If we add to the foreign policy chessboard the domestic social crisis and the fragility of the French economy, French president Emmanuel Macron’s project is a fragile one. (Www.kremlin.ru / Wikimedia Commons)
If Emmanuel Macron weren’t the incumbent, it would be hard to consider him much of a candidate for president. In this campaign, he has been conspicuous by his absence. He has used his role at the top of France’s institutions to present himself as the guarantor of continuity and stability — an almost regal representation aimed at casting his reelection as a foregone conclusion. Macron was the last of the candidates to officially declare he was running, and he has missed no opportunity to place himself above the electoral fray, refusing to debate other candidates before the first round. His televised speeches were not counted against the maximum on-screen time for each candidate; for in his addresses to the nation about the pandemic, or the war, he spoke not as a mere hopeful but as president-monarch and commander in chief.

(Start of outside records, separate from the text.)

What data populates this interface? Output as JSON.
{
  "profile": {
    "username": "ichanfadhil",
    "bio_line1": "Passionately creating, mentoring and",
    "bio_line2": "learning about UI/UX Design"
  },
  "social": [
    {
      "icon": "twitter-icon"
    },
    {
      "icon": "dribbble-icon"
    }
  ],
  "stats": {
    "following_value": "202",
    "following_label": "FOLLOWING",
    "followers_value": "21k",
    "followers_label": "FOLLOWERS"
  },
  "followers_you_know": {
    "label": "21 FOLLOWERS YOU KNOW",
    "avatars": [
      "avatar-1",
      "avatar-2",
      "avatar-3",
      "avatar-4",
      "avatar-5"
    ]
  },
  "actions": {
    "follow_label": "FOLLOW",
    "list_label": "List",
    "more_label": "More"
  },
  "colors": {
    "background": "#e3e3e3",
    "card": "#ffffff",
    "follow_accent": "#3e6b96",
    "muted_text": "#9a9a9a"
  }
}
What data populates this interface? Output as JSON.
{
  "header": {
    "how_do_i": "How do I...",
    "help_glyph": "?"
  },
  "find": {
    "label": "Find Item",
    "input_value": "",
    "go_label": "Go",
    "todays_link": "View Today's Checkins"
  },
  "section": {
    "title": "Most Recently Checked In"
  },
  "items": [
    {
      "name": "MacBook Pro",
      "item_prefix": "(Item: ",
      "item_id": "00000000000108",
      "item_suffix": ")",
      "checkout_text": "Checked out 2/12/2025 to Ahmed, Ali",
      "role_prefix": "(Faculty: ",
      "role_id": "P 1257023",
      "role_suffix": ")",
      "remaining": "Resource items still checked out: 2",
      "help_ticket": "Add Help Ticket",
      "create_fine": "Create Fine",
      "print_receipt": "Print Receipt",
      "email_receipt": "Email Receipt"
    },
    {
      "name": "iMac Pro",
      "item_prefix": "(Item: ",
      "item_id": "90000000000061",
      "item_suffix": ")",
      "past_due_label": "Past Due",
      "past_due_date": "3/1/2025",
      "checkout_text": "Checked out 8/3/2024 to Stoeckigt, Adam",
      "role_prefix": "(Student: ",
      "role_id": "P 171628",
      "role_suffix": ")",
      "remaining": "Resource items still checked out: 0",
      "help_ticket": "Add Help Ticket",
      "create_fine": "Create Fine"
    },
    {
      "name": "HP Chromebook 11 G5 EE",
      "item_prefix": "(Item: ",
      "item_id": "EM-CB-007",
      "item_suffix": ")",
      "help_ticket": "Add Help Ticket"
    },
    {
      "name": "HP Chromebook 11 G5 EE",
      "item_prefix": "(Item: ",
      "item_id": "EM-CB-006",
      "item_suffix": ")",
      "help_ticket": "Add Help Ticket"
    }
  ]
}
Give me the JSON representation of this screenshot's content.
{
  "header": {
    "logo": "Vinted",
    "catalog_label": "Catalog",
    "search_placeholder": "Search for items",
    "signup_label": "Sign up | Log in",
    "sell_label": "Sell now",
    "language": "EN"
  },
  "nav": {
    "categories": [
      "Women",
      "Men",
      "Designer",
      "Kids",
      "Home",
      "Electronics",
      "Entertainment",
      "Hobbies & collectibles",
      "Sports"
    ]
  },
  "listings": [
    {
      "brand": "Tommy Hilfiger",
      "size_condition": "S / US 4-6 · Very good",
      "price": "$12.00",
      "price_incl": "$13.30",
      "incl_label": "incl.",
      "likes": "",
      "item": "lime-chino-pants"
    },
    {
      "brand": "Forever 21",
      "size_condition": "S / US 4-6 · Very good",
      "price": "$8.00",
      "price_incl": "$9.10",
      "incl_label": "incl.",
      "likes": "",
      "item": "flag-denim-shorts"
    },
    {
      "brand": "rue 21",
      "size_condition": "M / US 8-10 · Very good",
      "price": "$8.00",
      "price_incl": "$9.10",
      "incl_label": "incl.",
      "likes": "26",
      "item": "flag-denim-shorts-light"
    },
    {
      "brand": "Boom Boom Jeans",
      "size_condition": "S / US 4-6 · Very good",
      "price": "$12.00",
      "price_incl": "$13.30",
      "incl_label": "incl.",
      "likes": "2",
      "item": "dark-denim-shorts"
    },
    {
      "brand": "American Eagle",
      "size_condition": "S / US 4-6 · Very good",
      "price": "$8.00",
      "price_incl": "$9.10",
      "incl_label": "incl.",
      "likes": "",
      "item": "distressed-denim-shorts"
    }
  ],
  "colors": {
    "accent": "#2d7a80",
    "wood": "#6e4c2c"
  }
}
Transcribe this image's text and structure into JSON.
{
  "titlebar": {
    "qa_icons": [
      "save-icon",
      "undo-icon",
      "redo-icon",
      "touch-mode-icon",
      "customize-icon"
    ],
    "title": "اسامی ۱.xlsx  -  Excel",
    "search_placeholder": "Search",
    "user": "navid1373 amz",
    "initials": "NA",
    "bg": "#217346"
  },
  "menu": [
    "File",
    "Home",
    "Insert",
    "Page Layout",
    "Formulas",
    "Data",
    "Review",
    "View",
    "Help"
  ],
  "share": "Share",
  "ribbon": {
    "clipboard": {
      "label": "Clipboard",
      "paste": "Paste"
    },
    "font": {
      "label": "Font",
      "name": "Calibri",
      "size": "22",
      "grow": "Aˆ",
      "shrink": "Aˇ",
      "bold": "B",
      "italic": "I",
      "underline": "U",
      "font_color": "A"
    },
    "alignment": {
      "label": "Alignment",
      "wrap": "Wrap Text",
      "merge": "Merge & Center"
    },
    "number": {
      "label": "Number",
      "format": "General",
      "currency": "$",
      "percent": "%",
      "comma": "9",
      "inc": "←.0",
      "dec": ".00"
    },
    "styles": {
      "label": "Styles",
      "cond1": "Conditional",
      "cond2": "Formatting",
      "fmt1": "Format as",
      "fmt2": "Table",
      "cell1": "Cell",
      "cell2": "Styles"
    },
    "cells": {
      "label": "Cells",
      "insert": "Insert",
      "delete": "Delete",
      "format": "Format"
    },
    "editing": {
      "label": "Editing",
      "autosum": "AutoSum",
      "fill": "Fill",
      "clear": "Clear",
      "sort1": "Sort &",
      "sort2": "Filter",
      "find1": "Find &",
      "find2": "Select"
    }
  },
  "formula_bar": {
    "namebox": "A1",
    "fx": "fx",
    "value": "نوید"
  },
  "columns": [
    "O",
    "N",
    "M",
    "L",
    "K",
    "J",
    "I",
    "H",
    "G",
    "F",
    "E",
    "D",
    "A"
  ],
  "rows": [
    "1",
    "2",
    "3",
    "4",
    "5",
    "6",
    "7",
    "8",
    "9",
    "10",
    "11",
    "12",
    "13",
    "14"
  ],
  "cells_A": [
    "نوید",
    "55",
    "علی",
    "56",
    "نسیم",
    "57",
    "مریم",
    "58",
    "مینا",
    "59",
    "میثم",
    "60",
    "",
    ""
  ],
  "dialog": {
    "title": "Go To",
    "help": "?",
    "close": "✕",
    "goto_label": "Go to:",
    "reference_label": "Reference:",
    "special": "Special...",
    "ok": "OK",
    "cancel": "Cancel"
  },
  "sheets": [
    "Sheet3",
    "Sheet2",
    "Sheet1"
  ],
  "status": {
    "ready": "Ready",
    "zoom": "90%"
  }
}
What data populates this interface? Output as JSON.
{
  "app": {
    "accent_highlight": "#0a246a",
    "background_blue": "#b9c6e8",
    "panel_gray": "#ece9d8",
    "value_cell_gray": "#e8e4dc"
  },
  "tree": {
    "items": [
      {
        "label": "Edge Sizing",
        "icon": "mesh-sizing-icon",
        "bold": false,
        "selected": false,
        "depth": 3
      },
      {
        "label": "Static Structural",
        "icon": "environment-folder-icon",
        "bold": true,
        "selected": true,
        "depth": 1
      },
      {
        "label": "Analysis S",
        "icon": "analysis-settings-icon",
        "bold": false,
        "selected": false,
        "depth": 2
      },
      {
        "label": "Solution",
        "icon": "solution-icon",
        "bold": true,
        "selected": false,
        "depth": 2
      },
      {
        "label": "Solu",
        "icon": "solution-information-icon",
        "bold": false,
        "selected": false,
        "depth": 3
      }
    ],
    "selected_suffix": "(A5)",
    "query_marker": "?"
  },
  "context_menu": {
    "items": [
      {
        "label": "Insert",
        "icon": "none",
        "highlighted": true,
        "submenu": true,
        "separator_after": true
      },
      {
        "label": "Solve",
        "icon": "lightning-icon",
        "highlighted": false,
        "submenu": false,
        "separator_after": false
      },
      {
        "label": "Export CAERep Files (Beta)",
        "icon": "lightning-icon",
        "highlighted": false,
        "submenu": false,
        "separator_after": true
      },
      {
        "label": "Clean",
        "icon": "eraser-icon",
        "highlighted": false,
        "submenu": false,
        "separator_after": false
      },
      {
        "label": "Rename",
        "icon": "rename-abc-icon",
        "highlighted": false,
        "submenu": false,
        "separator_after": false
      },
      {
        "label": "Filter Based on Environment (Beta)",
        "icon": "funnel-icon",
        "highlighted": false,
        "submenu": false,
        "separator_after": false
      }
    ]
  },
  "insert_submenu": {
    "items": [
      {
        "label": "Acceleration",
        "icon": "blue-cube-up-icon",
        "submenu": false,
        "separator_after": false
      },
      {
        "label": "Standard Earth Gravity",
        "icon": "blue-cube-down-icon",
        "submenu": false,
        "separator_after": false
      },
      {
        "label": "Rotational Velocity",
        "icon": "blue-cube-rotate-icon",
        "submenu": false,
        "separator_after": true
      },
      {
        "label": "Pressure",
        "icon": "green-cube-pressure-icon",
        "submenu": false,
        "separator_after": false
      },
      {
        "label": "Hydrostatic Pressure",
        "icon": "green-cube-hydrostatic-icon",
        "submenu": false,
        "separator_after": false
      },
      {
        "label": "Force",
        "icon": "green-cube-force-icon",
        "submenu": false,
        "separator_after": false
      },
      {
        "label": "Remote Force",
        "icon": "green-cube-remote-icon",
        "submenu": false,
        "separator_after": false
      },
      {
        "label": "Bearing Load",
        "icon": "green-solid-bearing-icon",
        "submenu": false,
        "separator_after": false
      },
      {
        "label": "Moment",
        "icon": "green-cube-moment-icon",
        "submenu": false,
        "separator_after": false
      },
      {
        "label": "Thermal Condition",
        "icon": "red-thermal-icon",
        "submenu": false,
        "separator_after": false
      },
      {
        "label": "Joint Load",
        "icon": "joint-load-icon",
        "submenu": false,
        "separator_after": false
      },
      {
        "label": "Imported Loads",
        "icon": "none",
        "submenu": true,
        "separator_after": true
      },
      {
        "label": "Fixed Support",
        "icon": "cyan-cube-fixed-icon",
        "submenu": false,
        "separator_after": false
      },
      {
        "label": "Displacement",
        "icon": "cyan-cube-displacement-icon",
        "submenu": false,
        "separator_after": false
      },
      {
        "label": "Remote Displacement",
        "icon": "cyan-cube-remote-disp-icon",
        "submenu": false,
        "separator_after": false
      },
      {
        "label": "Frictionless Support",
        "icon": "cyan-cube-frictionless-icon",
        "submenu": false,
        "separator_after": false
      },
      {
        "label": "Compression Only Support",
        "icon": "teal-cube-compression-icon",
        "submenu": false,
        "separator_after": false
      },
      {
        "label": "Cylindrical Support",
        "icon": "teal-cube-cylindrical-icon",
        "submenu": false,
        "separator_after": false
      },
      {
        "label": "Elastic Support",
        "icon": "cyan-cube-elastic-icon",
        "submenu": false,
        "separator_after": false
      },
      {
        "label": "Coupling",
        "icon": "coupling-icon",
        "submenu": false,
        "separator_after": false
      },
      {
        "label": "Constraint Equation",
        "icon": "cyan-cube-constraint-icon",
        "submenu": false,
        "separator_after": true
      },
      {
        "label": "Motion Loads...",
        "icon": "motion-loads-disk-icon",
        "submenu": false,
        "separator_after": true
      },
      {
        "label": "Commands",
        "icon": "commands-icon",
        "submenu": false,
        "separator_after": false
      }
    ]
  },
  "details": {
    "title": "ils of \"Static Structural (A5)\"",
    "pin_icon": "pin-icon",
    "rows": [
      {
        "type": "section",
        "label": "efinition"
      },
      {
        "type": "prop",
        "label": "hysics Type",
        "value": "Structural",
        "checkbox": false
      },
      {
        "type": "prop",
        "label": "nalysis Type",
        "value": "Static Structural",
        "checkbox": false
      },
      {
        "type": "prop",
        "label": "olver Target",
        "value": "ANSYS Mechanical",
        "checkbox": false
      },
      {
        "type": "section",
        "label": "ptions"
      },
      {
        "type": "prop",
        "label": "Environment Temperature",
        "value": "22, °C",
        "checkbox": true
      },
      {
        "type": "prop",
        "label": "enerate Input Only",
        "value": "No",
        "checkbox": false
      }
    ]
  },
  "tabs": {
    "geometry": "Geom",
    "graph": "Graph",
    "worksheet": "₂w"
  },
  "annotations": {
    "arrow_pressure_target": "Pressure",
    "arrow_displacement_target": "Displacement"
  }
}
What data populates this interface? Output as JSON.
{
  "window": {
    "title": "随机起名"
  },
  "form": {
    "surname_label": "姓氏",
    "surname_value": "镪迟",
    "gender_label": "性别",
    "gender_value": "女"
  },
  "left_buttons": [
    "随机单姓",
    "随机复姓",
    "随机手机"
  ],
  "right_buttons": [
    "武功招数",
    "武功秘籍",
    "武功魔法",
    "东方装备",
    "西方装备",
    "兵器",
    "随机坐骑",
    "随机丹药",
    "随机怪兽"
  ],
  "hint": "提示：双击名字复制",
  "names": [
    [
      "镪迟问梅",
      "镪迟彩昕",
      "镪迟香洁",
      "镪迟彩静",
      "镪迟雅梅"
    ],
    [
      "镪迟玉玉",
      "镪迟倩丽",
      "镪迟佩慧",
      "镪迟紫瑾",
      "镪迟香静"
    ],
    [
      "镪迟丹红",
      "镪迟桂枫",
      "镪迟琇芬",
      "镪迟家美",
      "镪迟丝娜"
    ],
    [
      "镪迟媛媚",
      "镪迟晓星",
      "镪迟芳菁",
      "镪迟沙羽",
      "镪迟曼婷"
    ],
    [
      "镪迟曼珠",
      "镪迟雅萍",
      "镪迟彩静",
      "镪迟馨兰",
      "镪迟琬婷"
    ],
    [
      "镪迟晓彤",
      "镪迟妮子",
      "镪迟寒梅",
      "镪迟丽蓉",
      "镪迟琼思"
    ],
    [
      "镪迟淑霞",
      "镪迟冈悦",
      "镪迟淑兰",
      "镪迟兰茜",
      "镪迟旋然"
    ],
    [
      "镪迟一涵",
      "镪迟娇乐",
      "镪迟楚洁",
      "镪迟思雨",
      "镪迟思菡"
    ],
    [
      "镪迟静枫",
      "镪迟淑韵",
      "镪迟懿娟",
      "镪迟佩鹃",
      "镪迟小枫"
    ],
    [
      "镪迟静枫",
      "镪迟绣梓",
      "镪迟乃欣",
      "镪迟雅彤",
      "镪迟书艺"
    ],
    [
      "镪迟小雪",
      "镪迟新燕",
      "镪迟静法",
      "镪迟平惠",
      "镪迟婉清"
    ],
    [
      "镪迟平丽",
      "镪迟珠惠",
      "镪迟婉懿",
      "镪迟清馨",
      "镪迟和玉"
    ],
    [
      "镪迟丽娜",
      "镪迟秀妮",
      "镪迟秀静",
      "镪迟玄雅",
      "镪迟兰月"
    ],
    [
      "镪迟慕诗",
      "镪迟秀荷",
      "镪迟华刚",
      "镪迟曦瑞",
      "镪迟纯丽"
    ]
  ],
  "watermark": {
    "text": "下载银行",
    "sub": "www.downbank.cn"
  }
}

Yet this strategy also carries its own risks. First, there’s that of demobilizing his electorate, or even of putting it off by taking his reelection for granted. Then, there’s the scandal that has just broken around the multibillion-dollar invoices to the French state from the private consulting firm McKinsey, accused of hundreds of millions in tax evasion. The affair only confirms the existence of opaque relationships and trafficking of influence between the president’s office and top business and financial circles. Thus under pressure both from his opponents and from anxieties of his own, Macron has had to take the necessary countermeasures and begin to play his favorite card: the threat of Marine Le Pen winning. As in 2017, the ultimatum is: either me or the far right. Five years ago, it did work — but the solidity of Macron’s project soon proved illusory, and today he enjoys only the narrowest poll lead.
The night of Macron’s runoff win in 2017 did not see euphoria, like when François Mitterrand won for the Left in 1981, or relief, like with Jacques Chirac’s 2002 victory over Le Pen’s father. For it already somehow anticipated the sequel. On the night of the first round, Macron had convened his supporters before the Palais du Louvre, a square populated by old right-wing voters and young cadres of Orleanists, dynamic and affluent Paris — the avatars of what he called the “start-up nation.” There was a tepid atmosphere and a concert (the sound stopped working at one point), and things broke up shortly after the announcement of results promising a Macron–Le Pen runoff.